LE RÈGLEMENT SINO-BRITANNIQUE DE HONGKONG
Peter SLINN
Introduction
Le lundi 27 mai 1985, les gouvernements de la République populaire de Chine et du Royaume-Uni échangèrent leurs instruments de ratification de la Déclaration commune des deux gouvernements sur la question de Hong- Kong, signée à Beijing le 19 décembre 1984 (1). L'événement revêt, bien entendu, une importance politique considérable, mais il pose aussi un jalon sur la voie du développement de la pratique juridique internationale moderne. Il constitue un exemple de règlement d'un grand différend international par des moyens pacifiques, tels que prescrits par la Charte des Nations Unies (2). Trop souvent, lorsqu'ils mettent en jeu des questions d'amour-propre national et de souveraineté, de tels litiges conduisent à des conflits armés, et la récente histoire de l'affaire des Falkland/Malvinas, où le Royaume-Uni était également impliqué, n'en fournit qu'une trop parfaite illustration. L'accord revigore la conception selon laquelle des différends territoriaux touchant aux intérêts d'une petite collectivité et d'une grande puissance voisine dont celle-là se trouve séparée par un accident de l'histoire peuvent se résoudre par un transfert des pouvoirs d'administration garantissant certains droits aux habitants après sa mise à exécution. Le précédent ainsi créé peut se révéler très précieux en d'autres lieux : de toute évidence, dans le cas de Macao, mais aussi dans celui de Ceuta et Melilla, de Gibraltar, des îles Falkland et dans le cas assez différent de Taïwan, auquel songent très nettement les Chinois (3).

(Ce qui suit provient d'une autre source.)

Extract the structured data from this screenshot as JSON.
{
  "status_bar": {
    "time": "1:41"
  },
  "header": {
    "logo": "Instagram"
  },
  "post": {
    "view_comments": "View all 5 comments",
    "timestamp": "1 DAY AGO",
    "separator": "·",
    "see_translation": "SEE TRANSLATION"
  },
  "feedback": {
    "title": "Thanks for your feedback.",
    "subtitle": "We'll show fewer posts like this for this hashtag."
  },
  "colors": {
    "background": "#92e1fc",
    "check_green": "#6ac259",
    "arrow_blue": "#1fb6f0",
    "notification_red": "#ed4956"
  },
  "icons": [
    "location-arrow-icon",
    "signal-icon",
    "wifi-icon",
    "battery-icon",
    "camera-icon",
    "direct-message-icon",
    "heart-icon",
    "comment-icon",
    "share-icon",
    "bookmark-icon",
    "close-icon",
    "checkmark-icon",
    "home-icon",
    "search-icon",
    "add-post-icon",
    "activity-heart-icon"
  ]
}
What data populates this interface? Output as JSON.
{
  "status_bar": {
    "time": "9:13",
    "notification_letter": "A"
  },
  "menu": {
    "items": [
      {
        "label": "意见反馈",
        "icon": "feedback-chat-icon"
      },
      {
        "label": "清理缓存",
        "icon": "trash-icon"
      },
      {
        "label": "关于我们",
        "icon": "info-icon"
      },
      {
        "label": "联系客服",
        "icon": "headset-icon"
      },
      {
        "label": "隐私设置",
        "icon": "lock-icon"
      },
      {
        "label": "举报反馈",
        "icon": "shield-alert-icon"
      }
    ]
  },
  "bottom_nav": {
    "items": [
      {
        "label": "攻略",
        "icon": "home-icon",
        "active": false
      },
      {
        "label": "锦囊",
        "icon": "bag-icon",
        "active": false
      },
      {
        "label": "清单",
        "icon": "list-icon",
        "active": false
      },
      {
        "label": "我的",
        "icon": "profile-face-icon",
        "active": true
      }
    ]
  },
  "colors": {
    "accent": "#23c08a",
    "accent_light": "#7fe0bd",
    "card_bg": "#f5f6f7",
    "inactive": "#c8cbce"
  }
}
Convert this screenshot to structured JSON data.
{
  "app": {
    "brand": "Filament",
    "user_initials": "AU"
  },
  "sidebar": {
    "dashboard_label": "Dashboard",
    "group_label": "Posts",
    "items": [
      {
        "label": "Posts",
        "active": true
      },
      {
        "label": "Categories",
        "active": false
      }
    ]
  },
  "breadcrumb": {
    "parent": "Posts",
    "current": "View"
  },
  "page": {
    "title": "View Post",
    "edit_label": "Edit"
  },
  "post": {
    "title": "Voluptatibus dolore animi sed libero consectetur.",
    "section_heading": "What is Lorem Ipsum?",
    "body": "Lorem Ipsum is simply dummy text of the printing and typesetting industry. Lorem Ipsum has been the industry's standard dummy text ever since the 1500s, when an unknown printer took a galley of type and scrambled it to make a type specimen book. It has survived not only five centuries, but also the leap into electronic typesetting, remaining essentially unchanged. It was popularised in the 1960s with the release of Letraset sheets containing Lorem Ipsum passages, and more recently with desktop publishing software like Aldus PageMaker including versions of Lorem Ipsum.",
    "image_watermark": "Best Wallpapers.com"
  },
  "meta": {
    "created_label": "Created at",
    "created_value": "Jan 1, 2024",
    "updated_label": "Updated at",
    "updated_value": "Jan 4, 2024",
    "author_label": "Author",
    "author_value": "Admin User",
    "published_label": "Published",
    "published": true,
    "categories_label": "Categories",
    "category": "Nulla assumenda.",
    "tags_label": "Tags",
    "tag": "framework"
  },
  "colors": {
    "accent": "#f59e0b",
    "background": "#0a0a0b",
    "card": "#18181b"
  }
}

(*) Peter Sunn, M.A. (Oxon) Ph. D. (London), Solicitor, Senior Lecturer à la Law School of Oriental and African Studies, Université de Londres. L'auteur tient à remercier son collègue P.W. Baker pour sa lecture du projet de manuscrit et ses précieuses observations et M. LOSSON pour sa traduction.
(1) Cmnd. 9543, Her Majesty's Stationery Office, 1985 (avec le texte chinois).
(2) Art. 2, par. 3.
(3) Les précédents historiques sont moins encourageants : la « ville libre » de Dantzig créée après la première guerre mondiale et, sur une toile de fond plus vaste, les garanties accordées au Royaume de Pologne en tant que partie de l'Empire russe dans le cadre du règlement de Vienne de 1815.